Easy Spinach and Ricotta Stuffed Shells – Comfort Food at Its Best
There’s nothing like the creamy, cheesy goodness of stuffed pasta to make a weeknight feel like a celebration. These Spinach and Ricotta Stuffed Shells are rich, comforting, and surprisingly simple to make. Baked until bubbly and golden, it’s a classic Italian-inspired dish that’s perfect for family dinners, gatherings, or meal prep.
🧀 Why You’ll Love It:
- Vegetarian-friendly and super satisfying
- Freezer-friendly and great for leftovers
- Ready in under an hour
- Balanced with protein, calcium, and leafy greens

🍅 Ingredients:
- 20 jumbo pasta shells
- 1 tbsp olive oil
- 2 cups fresh spinach (or 1 cup frozen, thawed and drained)
- 1 ½ cups ricotta cheese
- 1 cup shredded mozzarella (plus extra for topping)
- ¼ cup grated Parmesan cheese
- 1 egg
- 1 garlic clove, minced
- ½ tsp salt
- ¼ tsp black pepper
- ¼ tsp nutmeg (optional)
- 2 cups marinara sauce
- Fresh basil or parsley for garnish

🍽 Instructions:
- Preheat Oven:
Set oven to 375°F (190°C). - Cook Shells:
Boil pasta shells until al dente. Drain and let cool slightly. - Make Filling:
Heat olive oil in a skillet. Sauté spinach until wilted. Let cool slightly, then chop. In a bowl, combine ricotta, mozzarella, Parmesan, egg, garlic, salt, pepper, nutmeg, and spinach. - Fill the Shells:
Spread 1 cup marinara sauce on the bottom of a baking dish. Stuff each shell with the ricotta mixture and place in the dish. - Assemble & Bake:
Pour remaining marinara over the shells and top with extra mozzarella.
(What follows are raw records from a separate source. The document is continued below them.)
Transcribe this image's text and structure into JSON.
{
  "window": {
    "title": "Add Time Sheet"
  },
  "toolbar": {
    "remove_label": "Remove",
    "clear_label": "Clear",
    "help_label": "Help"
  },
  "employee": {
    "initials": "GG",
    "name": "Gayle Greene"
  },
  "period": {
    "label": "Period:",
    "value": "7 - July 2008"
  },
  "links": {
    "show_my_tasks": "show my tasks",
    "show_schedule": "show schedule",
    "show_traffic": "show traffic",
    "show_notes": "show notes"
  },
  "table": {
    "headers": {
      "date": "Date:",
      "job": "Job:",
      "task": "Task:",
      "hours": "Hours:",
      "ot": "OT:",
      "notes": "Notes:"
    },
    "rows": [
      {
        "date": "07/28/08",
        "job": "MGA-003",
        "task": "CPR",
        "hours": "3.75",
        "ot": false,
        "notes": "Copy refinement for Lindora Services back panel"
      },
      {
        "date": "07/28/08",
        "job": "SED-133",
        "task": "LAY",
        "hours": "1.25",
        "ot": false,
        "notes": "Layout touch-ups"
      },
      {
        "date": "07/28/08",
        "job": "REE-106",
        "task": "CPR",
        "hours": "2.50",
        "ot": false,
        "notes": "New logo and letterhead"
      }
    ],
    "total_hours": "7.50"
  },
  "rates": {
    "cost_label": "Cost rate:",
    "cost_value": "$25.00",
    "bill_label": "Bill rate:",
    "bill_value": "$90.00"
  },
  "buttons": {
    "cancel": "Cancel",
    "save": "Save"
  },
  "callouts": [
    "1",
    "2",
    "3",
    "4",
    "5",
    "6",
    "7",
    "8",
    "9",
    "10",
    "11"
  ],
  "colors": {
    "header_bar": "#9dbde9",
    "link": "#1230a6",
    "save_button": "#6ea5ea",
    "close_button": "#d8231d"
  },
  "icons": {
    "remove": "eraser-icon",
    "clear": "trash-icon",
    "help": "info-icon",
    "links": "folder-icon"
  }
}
Cover with foil and bake for 25 minutes. Uncover and bake an additional 10 minutes until bubbly and golden. - Serve:
Garnish with fresh basil or parsley and enjoy hot.
💡 Tips & Variations:
- Make it ahead: Assemble and refrigerate up to 24 hours before baking.
- Add protein: Mix in cooked ground turkey or sausage to the filling.
- Extra creamy: Add a spoon of béchamel sauce under the marinara for richness.